Acme Corporation, Inc (NASDAQ: ACI), a leading provider of dental imaging software, has announced that it has entered into a strategic partnership with Ajax Servers Corp (NASDAQ: ASC), a leading provider of hardware compression algorithms for the medical market. The partnership will provide state-of-the-art X-ray storage algorithms for the dental fraternity.

"We are pleased to partner with Ajax Servers," said Bob K Nussworthy, CEO, chairman and founder of Acme Corp. "Acme has long demonstrated its commitment to providing the dental and orthodontia community with leading-edge applications that advance their capacity to serve their patients. Our partnership with Ajax underscores that commitment."

"At Ajax we have striven to ensure the medical community can provide rapid delivery of X-ray images to clients," said J Alec Mandelbaum, chief operating officer of Ajax Servers. "This agreement will reduce waiting time and total cost of ownership of X-rays, thereby giving doctors a strategic advantage."

Insanity beckons

Surely there must be a better way. I`ve yet to see one of these "we`re pleased" releases published verbatim. I`ve yet to see one of them actually put forward the business benefits of the technologies, or the ongoing implications. There`s no strength, no goodness, yet the companies that release them are changing the world.

But everyone accepts these releases. Everyone signs them off. At FHC we`ve been in a ludicrous situation where, with a US-based principal, we submitted a release done South African-style and it was blocked. We did a "burger" version and it was accepted. We then ignored this version and released our version - same facts, different style, different slant - and had wall-to-wall coverage, largely untouched. Scary.
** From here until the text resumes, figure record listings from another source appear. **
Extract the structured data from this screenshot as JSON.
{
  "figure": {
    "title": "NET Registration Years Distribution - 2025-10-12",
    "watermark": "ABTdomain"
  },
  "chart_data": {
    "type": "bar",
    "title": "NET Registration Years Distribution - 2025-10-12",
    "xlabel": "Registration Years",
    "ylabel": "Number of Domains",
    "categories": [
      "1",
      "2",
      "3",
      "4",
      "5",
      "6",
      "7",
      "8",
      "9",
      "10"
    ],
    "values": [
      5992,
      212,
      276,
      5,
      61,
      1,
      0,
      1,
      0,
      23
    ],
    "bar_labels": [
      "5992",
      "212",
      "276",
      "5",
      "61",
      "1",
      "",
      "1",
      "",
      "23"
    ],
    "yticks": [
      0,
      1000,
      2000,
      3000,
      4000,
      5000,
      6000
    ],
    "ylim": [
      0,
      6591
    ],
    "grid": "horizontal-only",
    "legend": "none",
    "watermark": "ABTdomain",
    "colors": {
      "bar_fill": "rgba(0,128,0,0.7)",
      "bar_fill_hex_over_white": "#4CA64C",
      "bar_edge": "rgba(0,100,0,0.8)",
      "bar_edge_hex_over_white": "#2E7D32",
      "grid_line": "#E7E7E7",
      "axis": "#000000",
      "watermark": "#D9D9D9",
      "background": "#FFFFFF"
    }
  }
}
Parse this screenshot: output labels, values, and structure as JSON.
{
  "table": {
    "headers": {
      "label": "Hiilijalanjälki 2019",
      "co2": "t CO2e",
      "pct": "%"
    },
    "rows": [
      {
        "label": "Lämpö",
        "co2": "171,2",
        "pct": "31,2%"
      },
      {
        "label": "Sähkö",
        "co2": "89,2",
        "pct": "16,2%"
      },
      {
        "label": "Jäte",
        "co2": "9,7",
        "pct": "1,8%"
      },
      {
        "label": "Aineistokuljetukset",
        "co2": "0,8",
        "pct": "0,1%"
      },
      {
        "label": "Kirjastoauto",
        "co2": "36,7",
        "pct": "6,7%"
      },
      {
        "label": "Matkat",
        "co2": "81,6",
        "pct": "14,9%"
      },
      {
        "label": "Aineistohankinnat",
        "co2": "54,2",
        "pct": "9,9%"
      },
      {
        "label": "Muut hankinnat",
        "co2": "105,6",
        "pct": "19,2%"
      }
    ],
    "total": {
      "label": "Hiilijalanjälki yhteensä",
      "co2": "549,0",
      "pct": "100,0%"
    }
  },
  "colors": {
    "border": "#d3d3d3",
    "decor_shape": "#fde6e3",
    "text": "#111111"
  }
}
So, next time you complain about a local burger, think for a moment... there`s actually some flavour in there. And then think about how complex, costly and time-consuming the process is that removes flavour from meat.

Ask yourself what sense there is in stripping all the goodness out of an offering, and actually paying someone to do it. Think how time-consuming and counter-productive it is.

Then think about a society that demands that this be done before it accepts the offering. And be grateful that South African society and business hasn`t gone this far. Yet.